Less than a week of being off the water of the mighty Colorado River, my body is still rocking. Some call it disembarkment syndrome when your mind is sensing movement that is no longer there.
My mind returns to the shore of the Grand Canyon, Poncho’s Kitchen, thick sand, rock ledges where the silent scorpion was ready to pounce on a moth that night. How it glowed white under Danny’s UV light and we watched it move in its own darkness.
what we cannot see
hidden in summer shadow
more than time and space
dVerse prompt on sounds of summer – most scorpions make no sound – saw my first one while camping on the Colorado River in the Grand Canyon
My dad was on Okinawa when the atomic bomb hit Hiroshima. He was a young sailor and rarely talked about his being there. I never saw a photo taken there. His wife was waiting in Iowa. His children were future “boomers” after he came home.
In school I read about the war crimes. About concentration camps and scientific experiments. My short essay on “the mushroom cloud” over Hiroshima won a money prize. Life went on for everyone except the ones who died.
hear the winter wind
acid rain falling for days
folds night on the land
I remember the light in grandmother’s sewing room. It was shining through on either side of her old black Singer sewing machine. That room had the best light of the whole house. It is where she stitched away for decades after her husband died. The sound of that machine echoing down the basement stairs where grandfather’s tools lay silent and dark.
Customers came and went past the living room, the kitchen colored with Fiesta ware, or up the side stairs into the back foyer set for sewing. The huge kitchen table was where she laid her cloth, cutting the fabric with shape shears, the bright light on the pins as she prepared to stitch it altogether.
light through the window
make long or short of season
the cloth unfurled
I swore this would not turn into a food blog. My second thoughts and the idea of serving a cookie for breakfast and baked in the reality that I have always sifted the thought of writing a cookbook since meeting my former and present husband, Greg, who taught me how to cook liver and onions. If that sounds like a run-on sentence it probably is, and so also is the desire to be a good cook and to write about it.

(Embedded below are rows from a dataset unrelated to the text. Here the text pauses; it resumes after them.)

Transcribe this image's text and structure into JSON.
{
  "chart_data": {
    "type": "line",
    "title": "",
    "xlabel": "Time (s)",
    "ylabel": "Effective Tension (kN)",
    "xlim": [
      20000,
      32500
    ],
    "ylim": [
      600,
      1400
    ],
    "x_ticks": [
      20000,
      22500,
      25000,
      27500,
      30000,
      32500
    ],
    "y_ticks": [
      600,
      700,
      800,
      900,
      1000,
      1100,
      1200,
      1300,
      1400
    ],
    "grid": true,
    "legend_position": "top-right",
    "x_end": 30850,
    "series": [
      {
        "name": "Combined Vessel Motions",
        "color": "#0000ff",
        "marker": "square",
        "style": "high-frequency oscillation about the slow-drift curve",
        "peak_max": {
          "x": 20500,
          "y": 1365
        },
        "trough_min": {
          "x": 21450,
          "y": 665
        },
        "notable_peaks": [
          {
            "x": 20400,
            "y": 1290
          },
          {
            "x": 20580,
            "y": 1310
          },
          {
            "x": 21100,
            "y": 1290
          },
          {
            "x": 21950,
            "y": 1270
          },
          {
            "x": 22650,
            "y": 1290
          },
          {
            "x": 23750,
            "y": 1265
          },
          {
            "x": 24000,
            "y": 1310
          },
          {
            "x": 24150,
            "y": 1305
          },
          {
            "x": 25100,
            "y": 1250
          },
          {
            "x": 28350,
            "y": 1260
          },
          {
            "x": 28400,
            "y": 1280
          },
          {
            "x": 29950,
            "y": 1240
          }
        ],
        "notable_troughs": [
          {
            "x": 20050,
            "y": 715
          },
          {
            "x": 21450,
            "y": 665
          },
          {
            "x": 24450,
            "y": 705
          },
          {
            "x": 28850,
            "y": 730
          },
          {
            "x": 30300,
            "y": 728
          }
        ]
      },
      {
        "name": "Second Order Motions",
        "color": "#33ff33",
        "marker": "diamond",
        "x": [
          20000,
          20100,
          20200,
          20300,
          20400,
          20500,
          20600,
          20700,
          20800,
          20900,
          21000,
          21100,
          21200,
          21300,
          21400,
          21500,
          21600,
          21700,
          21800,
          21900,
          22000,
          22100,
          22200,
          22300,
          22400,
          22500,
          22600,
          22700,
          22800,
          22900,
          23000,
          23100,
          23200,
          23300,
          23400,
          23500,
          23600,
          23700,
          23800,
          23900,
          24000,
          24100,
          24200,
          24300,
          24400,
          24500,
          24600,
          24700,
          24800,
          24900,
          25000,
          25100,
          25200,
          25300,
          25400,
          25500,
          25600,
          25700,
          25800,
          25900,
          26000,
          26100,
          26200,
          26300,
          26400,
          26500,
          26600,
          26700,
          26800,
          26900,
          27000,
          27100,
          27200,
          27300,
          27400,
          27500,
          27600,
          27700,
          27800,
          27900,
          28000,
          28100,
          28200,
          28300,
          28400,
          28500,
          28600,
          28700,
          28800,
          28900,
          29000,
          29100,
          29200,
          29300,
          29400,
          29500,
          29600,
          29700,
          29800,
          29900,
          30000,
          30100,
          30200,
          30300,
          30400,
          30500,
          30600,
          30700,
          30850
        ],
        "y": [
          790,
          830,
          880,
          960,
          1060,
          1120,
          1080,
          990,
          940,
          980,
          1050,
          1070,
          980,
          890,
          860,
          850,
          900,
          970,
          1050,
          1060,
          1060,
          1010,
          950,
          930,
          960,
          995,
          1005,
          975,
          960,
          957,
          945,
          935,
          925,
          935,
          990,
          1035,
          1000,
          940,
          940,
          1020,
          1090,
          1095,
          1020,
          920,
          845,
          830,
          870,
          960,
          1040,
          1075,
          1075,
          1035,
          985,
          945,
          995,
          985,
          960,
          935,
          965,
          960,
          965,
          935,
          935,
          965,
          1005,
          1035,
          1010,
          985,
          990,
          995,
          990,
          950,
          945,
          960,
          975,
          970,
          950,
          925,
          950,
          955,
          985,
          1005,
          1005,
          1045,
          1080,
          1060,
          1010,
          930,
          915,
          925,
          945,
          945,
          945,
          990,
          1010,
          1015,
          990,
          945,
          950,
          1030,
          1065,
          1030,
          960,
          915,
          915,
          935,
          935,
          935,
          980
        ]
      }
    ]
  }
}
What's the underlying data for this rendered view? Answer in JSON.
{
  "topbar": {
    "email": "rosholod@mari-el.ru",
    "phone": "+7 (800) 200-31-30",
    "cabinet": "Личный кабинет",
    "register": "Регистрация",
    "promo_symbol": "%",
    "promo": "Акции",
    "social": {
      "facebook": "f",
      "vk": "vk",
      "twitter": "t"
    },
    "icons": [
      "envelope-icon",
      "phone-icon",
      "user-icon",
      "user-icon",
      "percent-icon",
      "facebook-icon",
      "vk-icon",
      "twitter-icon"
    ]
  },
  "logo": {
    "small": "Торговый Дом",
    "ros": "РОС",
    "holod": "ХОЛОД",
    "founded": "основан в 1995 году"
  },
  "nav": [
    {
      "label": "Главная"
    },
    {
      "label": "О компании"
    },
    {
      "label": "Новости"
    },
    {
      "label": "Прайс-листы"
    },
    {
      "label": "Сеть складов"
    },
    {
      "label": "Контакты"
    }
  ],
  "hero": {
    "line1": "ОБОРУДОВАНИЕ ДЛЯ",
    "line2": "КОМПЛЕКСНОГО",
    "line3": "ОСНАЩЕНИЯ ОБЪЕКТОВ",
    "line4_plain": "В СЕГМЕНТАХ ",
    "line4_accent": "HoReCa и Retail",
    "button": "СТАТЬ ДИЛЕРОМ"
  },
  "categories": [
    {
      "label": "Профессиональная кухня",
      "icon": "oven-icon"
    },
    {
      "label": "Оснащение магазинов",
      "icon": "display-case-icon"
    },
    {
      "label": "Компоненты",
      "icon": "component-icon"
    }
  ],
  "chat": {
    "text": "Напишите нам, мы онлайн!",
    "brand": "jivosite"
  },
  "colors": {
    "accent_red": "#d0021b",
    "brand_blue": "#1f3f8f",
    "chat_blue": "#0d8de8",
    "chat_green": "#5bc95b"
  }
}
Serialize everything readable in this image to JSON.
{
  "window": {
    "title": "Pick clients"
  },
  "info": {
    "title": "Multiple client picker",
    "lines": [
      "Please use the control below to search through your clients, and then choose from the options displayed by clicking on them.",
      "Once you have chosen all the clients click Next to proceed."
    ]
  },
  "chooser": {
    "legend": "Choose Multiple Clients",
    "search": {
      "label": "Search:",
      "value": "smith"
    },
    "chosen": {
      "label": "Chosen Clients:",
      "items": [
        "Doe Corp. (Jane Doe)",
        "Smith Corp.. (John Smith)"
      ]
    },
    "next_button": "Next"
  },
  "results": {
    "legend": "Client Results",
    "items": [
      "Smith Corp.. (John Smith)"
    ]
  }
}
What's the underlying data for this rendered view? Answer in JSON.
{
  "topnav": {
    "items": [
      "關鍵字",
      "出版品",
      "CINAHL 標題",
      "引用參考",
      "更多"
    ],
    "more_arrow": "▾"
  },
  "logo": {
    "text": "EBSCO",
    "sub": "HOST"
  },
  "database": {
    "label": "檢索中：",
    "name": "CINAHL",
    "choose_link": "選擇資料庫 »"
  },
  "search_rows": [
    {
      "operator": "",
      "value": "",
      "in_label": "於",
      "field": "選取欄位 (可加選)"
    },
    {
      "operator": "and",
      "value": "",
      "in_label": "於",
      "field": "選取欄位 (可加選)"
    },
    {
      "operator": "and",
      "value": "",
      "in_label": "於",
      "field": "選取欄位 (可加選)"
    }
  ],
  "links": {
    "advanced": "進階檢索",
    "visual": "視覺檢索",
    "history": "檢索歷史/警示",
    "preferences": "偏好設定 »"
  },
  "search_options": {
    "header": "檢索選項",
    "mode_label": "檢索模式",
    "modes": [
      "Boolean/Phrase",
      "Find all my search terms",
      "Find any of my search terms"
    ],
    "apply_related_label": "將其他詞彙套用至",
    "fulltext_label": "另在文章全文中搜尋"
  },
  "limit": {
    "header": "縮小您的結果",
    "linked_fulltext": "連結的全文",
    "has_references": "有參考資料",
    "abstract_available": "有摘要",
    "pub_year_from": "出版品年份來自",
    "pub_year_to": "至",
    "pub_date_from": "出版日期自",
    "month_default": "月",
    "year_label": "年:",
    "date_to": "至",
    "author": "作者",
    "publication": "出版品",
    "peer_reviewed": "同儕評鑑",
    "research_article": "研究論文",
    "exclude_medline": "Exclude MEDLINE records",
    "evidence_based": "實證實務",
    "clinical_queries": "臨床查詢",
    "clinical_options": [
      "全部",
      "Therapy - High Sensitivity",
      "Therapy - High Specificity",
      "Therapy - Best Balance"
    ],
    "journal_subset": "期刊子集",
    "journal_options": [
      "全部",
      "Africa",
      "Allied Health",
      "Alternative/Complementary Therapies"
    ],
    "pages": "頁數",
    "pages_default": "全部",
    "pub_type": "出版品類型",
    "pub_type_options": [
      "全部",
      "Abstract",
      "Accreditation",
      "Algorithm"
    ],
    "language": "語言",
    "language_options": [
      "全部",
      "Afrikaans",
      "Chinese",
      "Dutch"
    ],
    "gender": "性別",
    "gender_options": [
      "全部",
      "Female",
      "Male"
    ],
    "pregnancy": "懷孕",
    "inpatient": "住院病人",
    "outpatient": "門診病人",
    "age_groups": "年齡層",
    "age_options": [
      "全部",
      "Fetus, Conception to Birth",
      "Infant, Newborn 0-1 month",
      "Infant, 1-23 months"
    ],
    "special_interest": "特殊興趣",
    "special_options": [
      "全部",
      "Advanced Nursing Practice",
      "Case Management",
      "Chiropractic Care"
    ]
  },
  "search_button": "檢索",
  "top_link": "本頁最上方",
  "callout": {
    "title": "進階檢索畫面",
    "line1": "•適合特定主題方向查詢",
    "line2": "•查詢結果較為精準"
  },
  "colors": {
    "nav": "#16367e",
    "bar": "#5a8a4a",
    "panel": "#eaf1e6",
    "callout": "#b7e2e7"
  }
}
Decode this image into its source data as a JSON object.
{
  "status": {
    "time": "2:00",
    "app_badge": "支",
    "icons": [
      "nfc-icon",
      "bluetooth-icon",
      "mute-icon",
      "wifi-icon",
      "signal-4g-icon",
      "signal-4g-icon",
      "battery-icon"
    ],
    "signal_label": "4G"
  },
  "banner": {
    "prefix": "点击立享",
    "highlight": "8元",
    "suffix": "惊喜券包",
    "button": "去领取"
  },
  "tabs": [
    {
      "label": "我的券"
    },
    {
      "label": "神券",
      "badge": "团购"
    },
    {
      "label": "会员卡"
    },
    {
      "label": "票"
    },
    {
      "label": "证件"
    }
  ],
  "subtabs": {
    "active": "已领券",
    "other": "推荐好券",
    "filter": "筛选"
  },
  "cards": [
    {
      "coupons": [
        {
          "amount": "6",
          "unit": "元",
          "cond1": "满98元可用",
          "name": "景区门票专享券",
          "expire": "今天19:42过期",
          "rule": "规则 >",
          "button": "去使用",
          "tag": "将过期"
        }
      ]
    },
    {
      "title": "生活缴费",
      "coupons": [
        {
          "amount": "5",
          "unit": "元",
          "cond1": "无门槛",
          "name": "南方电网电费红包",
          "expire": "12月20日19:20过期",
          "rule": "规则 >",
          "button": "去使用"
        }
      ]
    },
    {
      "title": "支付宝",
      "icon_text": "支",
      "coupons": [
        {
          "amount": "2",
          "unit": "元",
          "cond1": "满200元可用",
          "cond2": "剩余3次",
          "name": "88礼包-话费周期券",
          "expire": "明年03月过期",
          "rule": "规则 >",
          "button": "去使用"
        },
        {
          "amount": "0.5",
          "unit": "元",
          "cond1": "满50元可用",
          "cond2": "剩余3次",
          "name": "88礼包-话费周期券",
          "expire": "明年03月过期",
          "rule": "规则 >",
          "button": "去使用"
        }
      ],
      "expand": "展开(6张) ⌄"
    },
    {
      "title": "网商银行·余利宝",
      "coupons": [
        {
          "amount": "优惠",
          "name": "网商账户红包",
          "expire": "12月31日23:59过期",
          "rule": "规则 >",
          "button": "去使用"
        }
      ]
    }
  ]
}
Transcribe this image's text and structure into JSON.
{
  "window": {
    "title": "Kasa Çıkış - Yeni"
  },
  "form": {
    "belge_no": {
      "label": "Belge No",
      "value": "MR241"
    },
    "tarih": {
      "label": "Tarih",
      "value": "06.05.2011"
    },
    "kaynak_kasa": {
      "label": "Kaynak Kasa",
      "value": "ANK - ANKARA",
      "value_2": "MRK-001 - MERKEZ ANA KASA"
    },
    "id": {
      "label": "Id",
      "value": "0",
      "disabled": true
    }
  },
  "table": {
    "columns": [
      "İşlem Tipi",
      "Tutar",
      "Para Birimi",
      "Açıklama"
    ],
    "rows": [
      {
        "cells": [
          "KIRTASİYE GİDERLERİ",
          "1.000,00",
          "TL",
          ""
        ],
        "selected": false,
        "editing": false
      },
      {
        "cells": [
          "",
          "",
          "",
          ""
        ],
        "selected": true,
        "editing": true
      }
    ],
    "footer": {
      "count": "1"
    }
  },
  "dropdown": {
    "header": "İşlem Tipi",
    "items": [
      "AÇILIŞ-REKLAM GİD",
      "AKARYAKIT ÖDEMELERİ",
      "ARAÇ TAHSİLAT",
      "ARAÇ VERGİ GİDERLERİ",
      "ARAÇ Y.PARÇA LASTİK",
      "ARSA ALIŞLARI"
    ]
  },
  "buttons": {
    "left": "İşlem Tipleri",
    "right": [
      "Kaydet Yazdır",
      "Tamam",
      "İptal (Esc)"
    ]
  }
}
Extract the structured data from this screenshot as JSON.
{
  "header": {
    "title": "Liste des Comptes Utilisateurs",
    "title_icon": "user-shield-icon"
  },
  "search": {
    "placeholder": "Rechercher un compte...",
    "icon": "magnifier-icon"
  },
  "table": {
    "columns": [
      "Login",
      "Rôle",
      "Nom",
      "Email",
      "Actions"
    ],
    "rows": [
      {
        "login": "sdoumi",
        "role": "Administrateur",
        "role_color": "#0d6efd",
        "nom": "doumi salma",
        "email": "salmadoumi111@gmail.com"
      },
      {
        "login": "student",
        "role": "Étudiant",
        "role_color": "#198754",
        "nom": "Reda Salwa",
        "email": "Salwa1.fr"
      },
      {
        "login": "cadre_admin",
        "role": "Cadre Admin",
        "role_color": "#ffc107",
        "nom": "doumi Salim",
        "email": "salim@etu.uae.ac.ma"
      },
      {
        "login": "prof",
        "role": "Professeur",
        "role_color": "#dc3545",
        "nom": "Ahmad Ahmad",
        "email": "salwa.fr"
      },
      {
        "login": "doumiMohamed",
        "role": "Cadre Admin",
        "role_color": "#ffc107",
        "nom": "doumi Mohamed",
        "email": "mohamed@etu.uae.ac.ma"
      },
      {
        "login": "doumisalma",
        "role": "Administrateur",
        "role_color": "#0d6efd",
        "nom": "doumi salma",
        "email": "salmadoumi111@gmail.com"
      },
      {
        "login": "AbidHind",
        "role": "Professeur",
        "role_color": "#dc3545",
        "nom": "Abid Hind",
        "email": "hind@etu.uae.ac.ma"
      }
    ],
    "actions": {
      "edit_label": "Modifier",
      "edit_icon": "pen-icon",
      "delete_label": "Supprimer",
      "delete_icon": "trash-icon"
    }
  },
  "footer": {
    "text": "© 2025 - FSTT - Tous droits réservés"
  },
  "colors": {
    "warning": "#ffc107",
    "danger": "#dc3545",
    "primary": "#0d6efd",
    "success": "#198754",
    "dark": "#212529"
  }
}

The liver and onions is not a metaphor, it was one of Greg’s prime dishes. The sweet aroma of sautéed onions waffling up in the BOQ, followed by the immergence of thin, fleshy organ meat, all cooking away in a cast iron skillet. That was the start of my desire to conquer the art of cooking and relationships. I studied it. I wanted to make it work. I even tried oxtail but to no avail. People sent recipe books for wedding presents so I did have help.
We stewed our lives together in a do-it-yourself house with two children, several dogs and a cat. My skills improved. The heat of the cast iron skillet still on the stove, melts the butter, and I am free to throw in the ingredients, some that cook fast and a few that refine themselves very slowly creating an irresistible taste.
wait for the moment
stepping out of the kitchen
to eat a cookie
While driving on a country road in England I saw a mustard field. It was just the right time when all the plants were in bloom, a patch of vibrant color on the landscape. I had to stop, take a photo, ponder the source of mustard, like Jesus sitting in the countryside, saw its brilliance and told a parable about the man who planted a mustard seed in his own field. It was a simple truth, one the people could relate to. It was a healing plant, an ancient mustard recipe. He used it to demonstrate the kingdom.
Pliny the Elder wrote of it. It can grow wild but when cultivated it is much improved. Once it is sown it is hard to get rid of it. The tiniest of seed yet Jesus said it will grow into a tree that shelters the birds.
the sound of yellow
vibrates from 2000 years
says my kingdom come
dVerse prompt on sound. Pliny the Elder wrote about natural history circa 23 to 79AD.
Owls are in the neighborhood, calling to each other, a distinct voice in the woodland. Tonight a pair hunt for frogs by the pond as I watch their heads swivel, eyes set for any movement. Mayflies hop all day over the water but where are the birds?
There have been other predator, a hawk, kingfisher and great blue heron. We stopped putting fish in. The frogs come on their own. One year there were so many tadpoles! Where are they now? Where are the frogs, chipmunk, the squirrel?
beauty of nature
springs forth at the edge of pond
predator with prey
dVerse prompt – haibun with a sense of compassion
There is always a weed to pull. Brush to cut or tend a bed of flowers coming back from a hard winter. There were a few casualties. Some late transplants made it through and seem to be alive. The seeds are in and now the wait.
I wait with the hope of food from a row of beets, spinach, lettuce, beans, chard, carrots and two kinds of radish. Today a walk in the garden despite the chill of the air. There is promise and warmth in the earth. Out on the edge the tiniest blossoms of primrose.